High-Fidelity Arc-Discharge Model for Hydrogen-Plasma-Smelting-Reduction of Iron Ore

Electrification and use of renewable hydrogen is currently a necessity for decarbonizing the iron-and-steel industry. In this regard, hydrogen plasma smelting reduction (HPSR) is a novel pathway that is being explored for reduction of iron ore. HPSR provides several decarbonization merits compared to conventional blast furnaces. Firstly, the use of renewable hydrogen drastically reduces the CO2 emissions compared to the use of coke. Secondly, renewable electricity in the form of a thermal plasma for making reactive hydrogen species (radicals, ions) are more efficient at reducing iron ore compared to neutral H2. Thirdly, a molten product compatible with downstream processes is obtained from the intense heat transfer from the plasma. However, the scale-up of this technology requires fundamental exploration of hydrogen plasma dynamics and its interaction with complex solid material that include phase changing iron-ore and slag. In this work, we present a first principles continuum scale model for thermal plasmas in Ar/H2 gas mixtures typically used for HPSR. The thermal plasma governing equations for mass, momentum and energy with Lorentz force and Joule heating source terms are solved along with electromagnetic equations for electrostatic and magnetic vector potential. Our solver will be based on Pele, a suite of reacting flow solvers designed for advanced scientific computing architectures (Henry De Frahan et al., Proceedings of SIAM Parallel Processing, 13-25, 2024), and will utilize adaptive mesh generation for enhanced resolutions at locations of intense physicochemical interactions.

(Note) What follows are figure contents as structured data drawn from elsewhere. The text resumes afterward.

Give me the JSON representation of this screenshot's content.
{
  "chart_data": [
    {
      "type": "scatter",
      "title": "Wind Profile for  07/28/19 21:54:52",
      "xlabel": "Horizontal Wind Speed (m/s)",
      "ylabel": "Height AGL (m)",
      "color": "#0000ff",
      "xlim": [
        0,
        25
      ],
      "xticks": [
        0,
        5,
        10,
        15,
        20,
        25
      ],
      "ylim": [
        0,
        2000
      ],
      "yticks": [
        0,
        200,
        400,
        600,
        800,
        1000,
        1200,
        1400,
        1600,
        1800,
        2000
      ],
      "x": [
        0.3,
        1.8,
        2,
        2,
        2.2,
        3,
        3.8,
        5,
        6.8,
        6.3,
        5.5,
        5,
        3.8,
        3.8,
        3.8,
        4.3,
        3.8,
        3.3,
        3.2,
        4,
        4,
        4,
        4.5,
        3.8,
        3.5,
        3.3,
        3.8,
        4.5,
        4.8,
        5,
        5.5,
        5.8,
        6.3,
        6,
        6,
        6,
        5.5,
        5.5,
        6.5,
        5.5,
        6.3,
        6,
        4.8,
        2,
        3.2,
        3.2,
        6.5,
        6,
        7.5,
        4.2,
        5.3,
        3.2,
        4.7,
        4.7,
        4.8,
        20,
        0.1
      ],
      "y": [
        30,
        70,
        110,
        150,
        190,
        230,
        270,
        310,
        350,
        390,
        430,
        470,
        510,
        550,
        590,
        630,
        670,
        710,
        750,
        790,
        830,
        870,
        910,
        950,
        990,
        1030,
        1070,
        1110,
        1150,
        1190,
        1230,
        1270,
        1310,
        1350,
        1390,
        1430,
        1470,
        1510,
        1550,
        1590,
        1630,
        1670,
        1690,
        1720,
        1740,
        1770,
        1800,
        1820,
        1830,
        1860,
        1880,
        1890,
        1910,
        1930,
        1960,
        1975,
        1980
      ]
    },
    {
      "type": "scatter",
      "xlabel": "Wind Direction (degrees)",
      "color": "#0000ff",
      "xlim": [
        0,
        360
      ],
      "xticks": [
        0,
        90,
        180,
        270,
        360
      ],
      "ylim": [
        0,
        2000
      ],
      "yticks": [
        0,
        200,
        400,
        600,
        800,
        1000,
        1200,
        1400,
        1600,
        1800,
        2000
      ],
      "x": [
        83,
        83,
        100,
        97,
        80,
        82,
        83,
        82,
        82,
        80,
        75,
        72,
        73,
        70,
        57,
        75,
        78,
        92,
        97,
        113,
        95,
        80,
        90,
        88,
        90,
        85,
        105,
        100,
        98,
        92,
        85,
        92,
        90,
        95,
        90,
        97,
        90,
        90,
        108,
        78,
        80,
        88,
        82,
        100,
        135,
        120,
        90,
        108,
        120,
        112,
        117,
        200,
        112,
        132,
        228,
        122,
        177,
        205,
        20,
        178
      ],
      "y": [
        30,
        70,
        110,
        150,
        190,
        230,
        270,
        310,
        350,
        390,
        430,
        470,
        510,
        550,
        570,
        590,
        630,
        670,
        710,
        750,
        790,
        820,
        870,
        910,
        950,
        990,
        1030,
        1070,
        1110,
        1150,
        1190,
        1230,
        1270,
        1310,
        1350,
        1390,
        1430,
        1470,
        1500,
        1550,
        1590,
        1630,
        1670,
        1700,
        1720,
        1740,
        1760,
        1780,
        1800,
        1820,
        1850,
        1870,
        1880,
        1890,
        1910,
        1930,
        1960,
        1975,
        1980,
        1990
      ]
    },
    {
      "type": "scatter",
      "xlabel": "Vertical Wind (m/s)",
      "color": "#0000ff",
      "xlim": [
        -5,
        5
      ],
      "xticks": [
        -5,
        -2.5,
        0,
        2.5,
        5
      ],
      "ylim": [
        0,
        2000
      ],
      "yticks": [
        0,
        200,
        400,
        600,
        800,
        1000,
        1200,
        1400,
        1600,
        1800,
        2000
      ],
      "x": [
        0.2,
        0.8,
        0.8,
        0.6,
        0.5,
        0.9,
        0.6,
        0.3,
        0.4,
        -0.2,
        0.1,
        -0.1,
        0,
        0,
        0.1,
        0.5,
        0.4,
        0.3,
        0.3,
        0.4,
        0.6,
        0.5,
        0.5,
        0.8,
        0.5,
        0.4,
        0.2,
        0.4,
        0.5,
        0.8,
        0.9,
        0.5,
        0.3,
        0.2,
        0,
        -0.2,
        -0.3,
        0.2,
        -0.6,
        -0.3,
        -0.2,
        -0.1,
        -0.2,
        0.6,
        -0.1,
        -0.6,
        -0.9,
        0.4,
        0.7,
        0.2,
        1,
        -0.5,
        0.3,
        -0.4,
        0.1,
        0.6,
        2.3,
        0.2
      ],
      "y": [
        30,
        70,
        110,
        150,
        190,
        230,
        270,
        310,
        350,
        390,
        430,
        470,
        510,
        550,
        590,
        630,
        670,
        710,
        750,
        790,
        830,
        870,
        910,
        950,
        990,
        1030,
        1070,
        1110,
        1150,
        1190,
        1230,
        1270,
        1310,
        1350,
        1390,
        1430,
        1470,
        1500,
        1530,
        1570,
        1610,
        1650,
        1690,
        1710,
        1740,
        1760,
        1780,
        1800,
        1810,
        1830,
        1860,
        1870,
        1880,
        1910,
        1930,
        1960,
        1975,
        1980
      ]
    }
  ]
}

This study will present the impact of Ar to H2 ratios on excited/dissociated hydrogen species concentrations, plasma temperature and conductivity along with the impact of outgassed species (water, metal vapor, O, OH radicals) from ore surface on gas phase chemistry. Furthermore, the heat and species flux to the surface will be quantified as a function of applied voltages in a transferred arc configuration.